In Italia, ci sono tanti amanti dei motori che, oltre a possedere veicoli storici, stanno perdendo il lavoro. Domandate al tappezziere di fiducia (bravo ad occuparsi della restaurazione di auto, moto d’epoca) cosa ne pensa del provvedimento adottato dal Governo. Domandate quanta occupazione andrà in fumo nei prossimi giorni e poi fatevi due conti. Ovviamente questi quesiti sono posti all’attenzione della politica italiana che, quasi certamente, non risponderà in nessuna maniera.
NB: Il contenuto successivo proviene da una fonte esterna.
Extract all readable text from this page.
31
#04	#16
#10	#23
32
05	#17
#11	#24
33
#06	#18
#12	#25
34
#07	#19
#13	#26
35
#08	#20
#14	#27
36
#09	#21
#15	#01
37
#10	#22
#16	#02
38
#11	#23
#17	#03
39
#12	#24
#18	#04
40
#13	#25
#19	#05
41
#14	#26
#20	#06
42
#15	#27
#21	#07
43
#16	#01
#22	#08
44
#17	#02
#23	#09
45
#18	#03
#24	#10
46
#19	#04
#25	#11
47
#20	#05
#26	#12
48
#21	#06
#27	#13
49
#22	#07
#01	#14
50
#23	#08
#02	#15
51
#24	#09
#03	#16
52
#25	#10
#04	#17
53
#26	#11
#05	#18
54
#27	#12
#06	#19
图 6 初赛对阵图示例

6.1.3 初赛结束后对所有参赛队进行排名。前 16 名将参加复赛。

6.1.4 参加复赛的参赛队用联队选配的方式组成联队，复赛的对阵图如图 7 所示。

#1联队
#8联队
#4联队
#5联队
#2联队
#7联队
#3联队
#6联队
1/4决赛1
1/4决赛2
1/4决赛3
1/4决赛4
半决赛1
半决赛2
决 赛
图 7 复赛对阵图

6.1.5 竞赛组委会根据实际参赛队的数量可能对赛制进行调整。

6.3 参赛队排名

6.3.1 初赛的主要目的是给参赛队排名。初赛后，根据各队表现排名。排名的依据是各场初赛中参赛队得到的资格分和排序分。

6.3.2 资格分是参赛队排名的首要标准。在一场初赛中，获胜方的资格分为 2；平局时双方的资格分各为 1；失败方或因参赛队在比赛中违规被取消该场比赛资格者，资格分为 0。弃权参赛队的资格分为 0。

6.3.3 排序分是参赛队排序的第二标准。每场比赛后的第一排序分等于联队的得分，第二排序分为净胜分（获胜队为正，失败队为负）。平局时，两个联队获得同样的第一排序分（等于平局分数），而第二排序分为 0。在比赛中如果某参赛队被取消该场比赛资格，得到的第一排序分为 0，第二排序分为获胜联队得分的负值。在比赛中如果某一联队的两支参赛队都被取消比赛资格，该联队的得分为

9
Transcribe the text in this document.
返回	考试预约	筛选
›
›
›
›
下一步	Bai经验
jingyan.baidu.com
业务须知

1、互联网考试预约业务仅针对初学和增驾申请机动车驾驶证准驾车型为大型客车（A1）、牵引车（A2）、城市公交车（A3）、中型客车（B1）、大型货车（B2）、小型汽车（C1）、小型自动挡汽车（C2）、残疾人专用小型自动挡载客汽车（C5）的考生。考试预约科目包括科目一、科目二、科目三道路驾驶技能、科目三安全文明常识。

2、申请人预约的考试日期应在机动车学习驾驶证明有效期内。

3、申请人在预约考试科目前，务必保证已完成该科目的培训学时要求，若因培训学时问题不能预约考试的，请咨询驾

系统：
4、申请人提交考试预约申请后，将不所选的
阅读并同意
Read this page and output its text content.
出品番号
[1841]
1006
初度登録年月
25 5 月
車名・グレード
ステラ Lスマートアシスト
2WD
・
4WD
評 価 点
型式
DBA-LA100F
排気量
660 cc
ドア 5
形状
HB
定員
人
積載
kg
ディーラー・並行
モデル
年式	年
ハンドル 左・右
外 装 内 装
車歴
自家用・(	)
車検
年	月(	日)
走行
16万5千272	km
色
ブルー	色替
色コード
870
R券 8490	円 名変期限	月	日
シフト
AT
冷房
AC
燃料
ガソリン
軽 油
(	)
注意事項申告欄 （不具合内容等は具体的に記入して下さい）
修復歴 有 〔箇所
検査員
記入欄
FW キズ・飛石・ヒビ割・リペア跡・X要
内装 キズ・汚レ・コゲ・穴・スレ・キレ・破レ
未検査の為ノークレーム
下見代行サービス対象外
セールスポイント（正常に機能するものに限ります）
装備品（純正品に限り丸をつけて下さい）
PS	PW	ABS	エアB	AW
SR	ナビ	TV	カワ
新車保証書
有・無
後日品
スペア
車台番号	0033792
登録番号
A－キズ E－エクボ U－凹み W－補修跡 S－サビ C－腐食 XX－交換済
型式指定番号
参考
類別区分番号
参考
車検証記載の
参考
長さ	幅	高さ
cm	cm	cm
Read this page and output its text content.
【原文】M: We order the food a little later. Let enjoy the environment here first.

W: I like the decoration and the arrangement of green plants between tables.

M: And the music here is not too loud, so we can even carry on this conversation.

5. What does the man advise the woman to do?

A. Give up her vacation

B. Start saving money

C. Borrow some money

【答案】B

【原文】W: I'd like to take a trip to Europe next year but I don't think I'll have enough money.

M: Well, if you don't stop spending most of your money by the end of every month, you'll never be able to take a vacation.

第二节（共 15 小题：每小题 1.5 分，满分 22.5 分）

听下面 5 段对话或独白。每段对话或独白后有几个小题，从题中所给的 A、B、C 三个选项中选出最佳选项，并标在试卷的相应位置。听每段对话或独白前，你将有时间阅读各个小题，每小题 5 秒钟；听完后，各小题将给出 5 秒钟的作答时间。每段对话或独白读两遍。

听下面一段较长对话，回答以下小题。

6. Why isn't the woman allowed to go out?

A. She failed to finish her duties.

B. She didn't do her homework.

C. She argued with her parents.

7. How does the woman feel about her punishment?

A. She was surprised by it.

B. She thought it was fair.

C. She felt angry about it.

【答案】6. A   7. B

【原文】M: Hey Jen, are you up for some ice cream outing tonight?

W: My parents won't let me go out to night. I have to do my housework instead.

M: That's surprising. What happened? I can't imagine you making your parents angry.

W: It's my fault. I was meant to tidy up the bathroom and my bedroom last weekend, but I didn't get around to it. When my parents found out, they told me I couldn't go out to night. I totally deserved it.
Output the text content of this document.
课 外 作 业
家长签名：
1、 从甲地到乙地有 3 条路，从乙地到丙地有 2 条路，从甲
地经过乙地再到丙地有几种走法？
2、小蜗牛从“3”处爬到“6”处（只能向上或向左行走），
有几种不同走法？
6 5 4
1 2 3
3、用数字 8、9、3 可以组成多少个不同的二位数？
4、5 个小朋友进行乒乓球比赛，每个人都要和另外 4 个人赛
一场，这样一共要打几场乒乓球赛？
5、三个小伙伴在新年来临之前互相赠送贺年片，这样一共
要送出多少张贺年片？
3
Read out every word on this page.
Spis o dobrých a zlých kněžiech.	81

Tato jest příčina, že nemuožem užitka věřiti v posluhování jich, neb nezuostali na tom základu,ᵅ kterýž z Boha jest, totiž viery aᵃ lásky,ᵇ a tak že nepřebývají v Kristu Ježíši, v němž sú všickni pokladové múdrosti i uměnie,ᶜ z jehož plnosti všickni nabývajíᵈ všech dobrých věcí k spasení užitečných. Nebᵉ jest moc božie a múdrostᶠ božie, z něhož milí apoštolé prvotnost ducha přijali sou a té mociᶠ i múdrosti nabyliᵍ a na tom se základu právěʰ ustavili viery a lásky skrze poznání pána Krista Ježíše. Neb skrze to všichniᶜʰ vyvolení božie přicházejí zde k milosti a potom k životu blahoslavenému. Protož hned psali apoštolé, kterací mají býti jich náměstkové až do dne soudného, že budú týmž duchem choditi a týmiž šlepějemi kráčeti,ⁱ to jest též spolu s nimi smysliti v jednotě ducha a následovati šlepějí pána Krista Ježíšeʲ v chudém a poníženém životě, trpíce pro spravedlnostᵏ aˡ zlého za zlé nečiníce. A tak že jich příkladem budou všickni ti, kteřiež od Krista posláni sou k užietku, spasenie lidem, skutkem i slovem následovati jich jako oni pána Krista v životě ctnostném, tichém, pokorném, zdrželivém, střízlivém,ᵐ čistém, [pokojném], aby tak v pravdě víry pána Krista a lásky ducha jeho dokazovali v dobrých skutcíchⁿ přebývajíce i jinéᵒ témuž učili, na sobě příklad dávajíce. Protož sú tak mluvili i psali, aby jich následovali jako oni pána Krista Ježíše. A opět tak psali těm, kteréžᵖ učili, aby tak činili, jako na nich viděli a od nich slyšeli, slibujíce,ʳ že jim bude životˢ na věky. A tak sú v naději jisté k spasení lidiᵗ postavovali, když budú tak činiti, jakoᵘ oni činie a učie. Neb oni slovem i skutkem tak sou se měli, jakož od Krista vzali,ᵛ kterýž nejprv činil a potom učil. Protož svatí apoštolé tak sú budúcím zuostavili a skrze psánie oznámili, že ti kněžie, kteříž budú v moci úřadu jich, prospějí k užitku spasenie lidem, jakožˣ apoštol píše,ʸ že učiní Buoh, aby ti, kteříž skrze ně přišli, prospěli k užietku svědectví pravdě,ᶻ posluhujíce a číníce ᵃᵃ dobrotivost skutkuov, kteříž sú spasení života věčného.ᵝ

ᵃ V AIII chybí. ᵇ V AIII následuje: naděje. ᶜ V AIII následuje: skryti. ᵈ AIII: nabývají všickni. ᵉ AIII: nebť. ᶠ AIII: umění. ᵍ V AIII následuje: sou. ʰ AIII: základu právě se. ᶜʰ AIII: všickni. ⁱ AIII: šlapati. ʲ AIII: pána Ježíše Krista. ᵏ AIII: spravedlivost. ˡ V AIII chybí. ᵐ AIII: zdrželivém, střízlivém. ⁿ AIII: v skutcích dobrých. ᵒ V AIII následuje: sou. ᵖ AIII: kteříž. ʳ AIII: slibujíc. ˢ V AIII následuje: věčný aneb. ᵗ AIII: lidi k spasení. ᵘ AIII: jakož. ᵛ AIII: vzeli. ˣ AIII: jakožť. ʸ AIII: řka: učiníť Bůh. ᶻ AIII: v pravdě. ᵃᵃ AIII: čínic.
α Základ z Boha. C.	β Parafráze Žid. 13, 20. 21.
Però, mettendo da parte ancora una volta l’orgoglio, siamo andati a spulciare alcune proposte che, ovviamente, forse non sono mai state lette da qualche addetto ai lavori. Nel 2014, infatti, il RIVS (Registro Italiano Veicoli Storici) ha chiesto fortemente come la denominazione di veicolo storico debba dipendere dalla passione del proprietario. Le loro parole furono: “non sono la marca o il modello a rendere l’auto storica, ma la passione con cui il proprietario la conserva”. Ci spieghiamo meglio. Ad esempio, un signore di 40 anni, può amare un’auto, una moto prodotta 20 anni fa a differenza di un altro cittadino che, di fronte a un veicolo di 31 anni, non mostra nessuna attenzione, usandolo per lavoro o cose private. A questo suggerimento si è preferito fare “orecchie da mercante”, favorendo il silenzio che ha portato a questa situazione. E allora, è proprio il caso di dire: Ahi! Ahi! Ahi!.